Claudia Heiling: AI and machine learning allow operators to shift from manually configuring campaigns to systems that adapt automatically to where each player is in their journey. Instead of building static segments and testing them one by one, AI can evaluate player behaviour in real time and match the right promotional message or incentive to the right moment. This drastically reduces the time between idea and execution.
At the same time, risk can be controlled through guardrails and continuous measurement built into the system. The focus should move from “running CRM software” to actually delivering relevant CRM experiences. AI provides the decision quality needed to accelerate execution without sacrificing oversight, consistency, or responsible engagement standards.
iGaming Republic: What is the most overlooked or underutilised CRM strategy in iGaming today, and why are many operators failing to extract value from it?
Claudia Heiling: Many operators are still locked into campaign-centric thinking, where success is measured by the performance of individual promotions rather than the overall player journey. This approach made sense when CRM tools were largely manual, but AI now allows us to think differently.
Instead of sending isolated campaigns, operators can build “nudge-focused” journeys that guide players through a more varied and natural experience. These journeys respond continuously to behaviour, adjusting communication, incentives, and timing as the relationship evolves. The missed opportunity lies in failing to connect touchpoints into a cohesive lifecycle strategy. Operators who still treat CRM as a series of one-off pushes often overlook the compounding value of small, well-timed interactions that build trust, loyalty, and long-term engagement.
iGaming Republic: Is there a difference in how legacy sportsbooks and casinos versus new crypto casinos and social platforms approach player engagement, and what can each learn from the other?
Claudia Heiling: Yes, there are clear differences. Legacy operators often have much more experience in compliance, risk management, and long-term customer value, which leads to more structured and sustainable engagement models.
Newer crypto casinos and social platforms, on the other hand, tend to be faster-moving, more experimental, and highly focused on community dynamics and real-time interaction. They often move faster when testing new features, build stronger community interaction, and adapt player experiences quickly based on feedback.
The opportunity lies in combining these strengths. Traditional operators can learn from the agility and community-driven engagement of newer platforms, while crypto and social operators can benefit from the lifecycle thinking, responsible engagement practices, and data discipline that established brands have developed over years in regulated markets.
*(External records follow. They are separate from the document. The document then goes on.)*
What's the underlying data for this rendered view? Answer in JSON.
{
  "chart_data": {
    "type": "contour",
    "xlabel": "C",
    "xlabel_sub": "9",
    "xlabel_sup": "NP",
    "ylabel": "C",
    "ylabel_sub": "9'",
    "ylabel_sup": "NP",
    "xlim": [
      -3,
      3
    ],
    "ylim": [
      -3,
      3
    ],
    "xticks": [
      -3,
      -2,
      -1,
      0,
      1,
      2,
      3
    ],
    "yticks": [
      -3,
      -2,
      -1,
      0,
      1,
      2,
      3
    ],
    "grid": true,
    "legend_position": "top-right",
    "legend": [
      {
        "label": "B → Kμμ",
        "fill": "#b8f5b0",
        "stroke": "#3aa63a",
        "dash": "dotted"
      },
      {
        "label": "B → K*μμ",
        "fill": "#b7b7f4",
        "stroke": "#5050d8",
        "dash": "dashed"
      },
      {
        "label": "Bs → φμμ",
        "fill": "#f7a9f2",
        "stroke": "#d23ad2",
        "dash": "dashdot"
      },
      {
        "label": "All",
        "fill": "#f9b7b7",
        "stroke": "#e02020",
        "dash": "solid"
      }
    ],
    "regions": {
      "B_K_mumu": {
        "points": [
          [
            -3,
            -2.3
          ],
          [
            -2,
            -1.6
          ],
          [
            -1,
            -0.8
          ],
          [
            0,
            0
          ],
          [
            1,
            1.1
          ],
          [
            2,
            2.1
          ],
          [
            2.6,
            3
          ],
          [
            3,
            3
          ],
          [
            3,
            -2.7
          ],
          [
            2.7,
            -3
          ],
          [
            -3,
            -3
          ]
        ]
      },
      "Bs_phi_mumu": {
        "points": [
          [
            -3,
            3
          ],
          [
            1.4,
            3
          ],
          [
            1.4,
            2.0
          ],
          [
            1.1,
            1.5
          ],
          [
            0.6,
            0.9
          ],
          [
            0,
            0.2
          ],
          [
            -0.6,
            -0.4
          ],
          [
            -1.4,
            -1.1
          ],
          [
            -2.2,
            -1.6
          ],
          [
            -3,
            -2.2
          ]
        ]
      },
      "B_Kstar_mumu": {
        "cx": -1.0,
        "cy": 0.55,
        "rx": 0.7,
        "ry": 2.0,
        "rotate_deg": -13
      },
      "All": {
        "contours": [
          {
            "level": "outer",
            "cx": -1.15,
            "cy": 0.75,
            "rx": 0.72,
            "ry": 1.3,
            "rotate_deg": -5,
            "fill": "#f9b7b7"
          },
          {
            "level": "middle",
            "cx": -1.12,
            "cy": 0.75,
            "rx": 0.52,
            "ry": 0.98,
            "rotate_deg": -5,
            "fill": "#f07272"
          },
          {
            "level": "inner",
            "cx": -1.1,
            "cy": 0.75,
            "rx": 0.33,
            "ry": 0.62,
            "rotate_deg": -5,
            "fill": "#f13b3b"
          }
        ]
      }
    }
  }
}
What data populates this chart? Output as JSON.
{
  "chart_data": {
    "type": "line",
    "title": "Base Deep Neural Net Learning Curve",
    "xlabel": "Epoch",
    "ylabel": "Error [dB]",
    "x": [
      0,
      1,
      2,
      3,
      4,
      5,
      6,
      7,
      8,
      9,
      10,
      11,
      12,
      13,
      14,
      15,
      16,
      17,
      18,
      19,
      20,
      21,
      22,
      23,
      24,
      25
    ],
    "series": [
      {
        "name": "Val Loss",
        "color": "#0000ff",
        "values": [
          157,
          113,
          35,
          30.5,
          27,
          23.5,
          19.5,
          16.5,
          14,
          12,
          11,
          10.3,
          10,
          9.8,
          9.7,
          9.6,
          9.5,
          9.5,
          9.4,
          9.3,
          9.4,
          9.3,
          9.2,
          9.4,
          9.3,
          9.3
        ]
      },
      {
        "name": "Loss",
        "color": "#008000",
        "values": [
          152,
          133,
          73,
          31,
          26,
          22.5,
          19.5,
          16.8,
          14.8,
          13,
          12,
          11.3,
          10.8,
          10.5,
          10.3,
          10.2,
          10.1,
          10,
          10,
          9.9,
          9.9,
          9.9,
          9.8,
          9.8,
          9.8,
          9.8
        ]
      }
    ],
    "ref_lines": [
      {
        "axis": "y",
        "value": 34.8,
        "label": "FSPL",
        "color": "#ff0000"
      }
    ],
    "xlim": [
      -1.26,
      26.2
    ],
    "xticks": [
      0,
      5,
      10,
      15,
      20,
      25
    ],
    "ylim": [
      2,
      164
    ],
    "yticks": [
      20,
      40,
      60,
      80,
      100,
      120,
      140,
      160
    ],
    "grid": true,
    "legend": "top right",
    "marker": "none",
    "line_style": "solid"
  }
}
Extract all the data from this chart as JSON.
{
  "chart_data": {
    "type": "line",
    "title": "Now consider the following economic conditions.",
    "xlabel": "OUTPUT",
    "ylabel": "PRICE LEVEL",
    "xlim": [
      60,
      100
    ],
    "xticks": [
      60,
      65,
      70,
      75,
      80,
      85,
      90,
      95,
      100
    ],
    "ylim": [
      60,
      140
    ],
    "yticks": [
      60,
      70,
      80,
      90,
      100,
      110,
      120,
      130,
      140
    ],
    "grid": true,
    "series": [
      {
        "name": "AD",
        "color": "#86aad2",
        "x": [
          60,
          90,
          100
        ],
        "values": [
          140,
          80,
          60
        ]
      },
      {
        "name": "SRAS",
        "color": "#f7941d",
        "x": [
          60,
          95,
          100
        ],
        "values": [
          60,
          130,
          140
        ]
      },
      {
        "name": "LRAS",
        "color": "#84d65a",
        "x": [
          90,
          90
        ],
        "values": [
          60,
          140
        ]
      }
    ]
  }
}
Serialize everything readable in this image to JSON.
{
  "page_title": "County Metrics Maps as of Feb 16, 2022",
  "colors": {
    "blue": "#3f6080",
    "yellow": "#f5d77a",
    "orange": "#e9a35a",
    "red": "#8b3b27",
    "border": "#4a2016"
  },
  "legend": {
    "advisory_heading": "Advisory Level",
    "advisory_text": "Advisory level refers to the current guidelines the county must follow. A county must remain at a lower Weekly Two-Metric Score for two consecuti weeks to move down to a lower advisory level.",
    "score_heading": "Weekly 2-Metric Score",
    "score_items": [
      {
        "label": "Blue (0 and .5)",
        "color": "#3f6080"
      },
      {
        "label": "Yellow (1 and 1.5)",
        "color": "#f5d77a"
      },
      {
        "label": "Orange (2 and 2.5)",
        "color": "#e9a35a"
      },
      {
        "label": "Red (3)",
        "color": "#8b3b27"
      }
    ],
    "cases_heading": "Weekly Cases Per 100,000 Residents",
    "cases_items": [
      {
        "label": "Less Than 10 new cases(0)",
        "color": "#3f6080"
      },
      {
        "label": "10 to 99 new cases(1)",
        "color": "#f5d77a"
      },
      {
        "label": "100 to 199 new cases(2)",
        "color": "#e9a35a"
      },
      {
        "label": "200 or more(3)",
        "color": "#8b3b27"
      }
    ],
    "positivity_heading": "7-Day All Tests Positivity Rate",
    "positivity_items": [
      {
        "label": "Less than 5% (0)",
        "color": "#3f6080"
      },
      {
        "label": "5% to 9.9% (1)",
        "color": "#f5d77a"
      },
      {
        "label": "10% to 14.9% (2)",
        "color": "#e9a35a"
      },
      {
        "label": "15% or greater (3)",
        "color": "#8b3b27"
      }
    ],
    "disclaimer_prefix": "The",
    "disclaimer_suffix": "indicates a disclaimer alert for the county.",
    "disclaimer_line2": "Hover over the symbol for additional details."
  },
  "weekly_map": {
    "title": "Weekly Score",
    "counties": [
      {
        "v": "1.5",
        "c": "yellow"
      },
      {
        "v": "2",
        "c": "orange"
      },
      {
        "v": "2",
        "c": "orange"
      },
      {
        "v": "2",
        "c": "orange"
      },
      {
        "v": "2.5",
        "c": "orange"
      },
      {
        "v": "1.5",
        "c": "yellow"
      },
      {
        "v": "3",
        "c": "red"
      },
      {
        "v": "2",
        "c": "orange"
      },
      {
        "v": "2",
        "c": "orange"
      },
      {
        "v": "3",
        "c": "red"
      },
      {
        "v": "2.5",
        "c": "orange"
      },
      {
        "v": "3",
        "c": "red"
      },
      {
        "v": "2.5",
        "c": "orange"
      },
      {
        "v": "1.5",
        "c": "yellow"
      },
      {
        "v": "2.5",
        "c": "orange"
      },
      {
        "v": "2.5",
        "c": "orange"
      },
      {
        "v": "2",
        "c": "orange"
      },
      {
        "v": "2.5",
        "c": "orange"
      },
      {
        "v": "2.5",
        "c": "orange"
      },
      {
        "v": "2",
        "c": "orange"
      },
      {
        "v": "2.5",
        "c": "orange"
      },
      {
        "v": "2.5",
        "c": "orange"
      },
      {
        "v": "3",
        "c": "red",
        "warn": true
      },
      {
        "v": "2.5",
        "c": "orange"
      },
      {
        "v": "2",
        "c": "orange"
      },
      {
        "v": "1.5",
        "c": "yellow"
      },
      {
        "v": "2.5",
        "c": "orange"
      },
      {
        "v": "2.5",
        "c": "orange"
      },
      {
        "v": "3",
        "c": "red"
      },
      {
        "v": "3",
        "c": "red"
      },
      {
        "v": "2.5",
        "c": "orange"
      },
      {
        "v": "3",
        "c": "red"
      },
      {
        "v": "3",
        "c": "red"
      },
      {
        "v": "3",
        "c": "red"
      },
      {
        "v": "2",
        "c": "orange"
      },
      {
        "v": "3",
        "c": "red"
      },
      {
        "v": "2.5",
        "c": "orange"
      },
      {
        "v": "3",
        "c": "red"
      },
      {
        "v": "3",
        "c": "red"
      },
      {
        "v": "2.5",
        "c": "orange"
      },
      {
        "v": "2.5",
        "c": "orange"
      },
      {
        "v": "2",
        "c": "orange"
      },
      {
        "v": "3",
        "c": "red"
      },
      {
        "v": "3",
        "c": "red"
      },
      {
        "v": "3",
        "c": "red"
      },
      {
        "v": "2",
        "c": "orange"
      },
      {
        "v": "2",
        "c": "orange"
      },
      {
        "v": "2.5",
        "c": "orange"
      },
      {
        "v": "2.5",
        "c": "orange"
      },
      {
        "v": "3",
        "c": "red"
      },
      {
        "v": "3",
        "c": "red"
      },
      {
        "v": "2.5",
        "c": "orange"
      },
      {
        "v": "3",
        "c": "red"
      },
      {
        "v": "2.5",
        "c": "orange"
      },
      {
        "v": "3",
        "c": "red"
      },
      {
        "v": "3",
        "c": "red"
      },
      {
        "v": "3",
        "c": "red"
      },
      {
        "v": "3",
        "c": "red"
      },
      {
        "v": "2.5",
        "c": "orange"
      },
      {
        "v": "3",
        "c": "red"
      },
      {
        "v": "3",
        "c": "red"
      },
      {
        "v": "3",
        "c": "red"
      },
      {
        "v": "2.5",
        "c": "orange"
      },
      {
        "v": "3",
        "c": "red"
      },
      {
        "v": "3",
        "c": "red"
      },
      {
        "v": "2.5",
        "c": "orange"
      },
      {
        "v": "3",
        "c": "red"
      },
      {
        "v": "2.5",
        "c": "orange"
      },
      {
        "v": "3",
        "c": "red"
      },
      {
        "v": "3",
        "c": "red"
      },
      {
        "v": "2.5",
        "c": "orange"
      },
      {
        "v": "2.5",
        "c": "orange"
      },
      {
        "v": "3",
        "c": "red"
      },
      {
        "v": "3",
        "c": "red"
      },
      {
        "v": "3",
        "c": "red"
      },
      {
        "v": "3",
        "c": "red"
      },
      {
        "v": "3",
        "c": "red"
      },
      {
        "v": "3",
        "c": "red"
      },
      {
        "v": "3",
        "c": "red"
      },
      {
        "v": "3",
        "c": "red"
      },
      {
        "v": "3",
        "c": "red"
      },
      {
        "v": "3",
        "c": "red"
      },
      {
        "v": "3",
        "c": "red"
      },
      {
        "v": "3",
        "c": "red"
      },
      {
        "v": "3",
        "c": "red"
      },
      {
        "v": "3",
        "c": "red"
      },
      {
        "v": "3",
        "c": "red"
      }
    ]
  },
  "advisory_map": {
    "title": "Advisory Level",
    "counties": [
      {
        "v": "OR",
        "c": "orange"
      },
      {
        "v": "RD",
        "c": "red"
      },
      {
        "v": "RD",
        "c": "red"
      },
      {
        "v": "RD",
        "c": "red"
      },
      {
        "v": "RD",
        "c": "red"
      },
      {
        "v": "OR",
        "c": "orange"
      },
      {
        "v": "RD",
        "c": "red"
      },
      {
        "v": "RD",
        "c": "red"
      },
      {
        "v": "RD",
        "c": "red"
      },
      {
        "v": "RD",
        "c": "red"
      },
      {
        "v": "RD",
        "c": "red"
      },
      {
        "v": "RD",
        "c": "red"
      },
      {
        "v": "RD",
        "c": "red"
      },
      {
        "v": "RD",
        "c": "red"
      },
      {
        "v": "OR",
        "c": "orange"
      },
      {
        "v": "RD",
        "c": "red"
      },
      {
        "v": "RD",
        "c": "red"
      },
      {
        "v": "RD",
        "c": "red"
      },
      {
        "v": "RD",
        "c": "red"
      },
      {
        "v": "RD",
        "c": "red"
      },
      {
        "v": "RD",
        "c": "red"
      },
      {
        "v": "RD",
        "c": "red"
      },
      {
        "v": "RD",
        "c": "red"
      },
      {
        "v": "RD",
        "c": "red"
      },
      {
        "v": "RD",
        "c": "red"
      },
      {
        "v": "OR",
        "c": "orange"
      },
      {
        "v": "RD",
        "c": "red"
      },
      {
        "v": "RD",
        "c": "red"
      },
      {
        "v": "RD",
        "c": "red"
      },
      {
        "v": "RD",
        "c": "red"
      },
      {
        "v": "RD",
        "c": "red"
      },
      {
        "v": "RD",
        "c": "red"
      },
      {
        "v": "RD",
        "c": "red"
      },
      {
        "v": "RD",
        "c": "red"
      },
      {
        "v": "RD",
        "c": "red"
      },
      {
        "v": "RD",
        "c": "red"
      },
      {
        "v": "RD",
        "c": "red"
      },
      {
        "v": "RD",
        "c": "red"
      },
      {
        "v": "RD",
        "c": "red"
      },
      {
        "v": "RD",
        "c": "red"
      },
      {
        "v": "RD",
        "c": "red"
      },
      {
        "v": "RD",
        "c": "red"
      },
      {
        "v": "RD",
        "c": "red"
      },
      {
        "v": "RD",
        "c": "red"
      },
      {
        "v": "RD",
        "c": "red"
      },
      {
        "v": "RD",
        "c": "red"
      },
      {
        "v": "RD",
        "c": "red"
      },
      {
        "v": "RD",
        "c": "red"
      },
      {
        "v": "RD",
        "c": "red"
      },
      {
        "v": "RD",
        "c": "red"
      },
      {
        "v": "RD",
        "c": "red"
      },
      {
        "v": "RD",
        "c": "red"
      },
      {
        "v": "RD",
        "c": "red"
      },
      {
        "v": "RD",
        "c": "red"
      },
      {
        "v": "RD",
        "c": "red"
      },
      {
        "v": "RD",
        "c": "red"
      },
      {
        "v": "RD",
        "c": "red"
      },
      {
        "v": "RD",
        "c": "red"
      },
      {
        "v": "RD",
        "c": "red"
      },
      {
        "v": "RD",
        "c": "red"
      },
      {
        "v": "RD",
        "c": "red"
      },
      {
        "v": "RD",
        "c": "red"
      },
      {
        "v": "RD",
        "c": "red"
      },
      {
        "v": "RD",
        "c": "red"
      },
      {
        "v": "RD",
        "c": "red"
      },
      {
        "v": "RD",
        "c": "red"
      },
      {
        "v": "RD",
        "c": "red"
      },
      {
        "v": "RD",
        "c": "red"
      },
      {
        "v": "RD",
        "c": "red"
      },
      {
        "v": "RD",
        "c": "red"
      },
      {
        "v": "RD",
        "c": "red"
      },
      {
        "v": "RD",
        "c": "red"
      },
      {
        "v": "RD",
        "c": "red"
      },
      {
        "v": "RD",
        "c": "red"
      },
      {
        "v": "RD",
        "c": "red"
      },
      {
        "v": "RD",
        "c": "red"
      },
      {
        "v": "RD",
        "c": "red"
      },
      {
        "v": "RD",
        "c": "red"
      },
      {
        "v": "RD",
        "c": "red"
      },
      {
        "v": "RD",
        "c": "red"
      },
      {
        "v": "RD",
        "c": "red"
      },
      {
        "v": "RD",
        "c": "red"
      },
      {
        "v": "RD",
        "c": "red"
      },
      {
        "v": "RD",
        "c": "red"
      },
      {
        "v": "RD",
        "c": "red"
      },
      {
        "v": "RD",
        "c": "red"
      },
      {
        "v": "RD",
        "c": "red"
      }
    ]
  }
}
iGaming Republic: Outside of AI and technology platforms, what CRM trends do you expect to shape player engagement strategies in 2026, and how should operators prepare for them today?
Claudia Heiling: As personalisation technology becomes more advanced, the competitive edge will increasingly come from the human side of CRM. Creative quality, tone of voice, brand consistency, and trust-building communication will become more important differentiators.
Players will respond not just to relevance, but to how brands make them feel over time. Operators should invest now in stronger creative processes, better storytelling, and clearer brand positioning, supported by technology that amplifies these efforts. AI can optimise delivery, but meaningful engagement will depend on combining smart automation with thoughtful, human-centred communication strategies.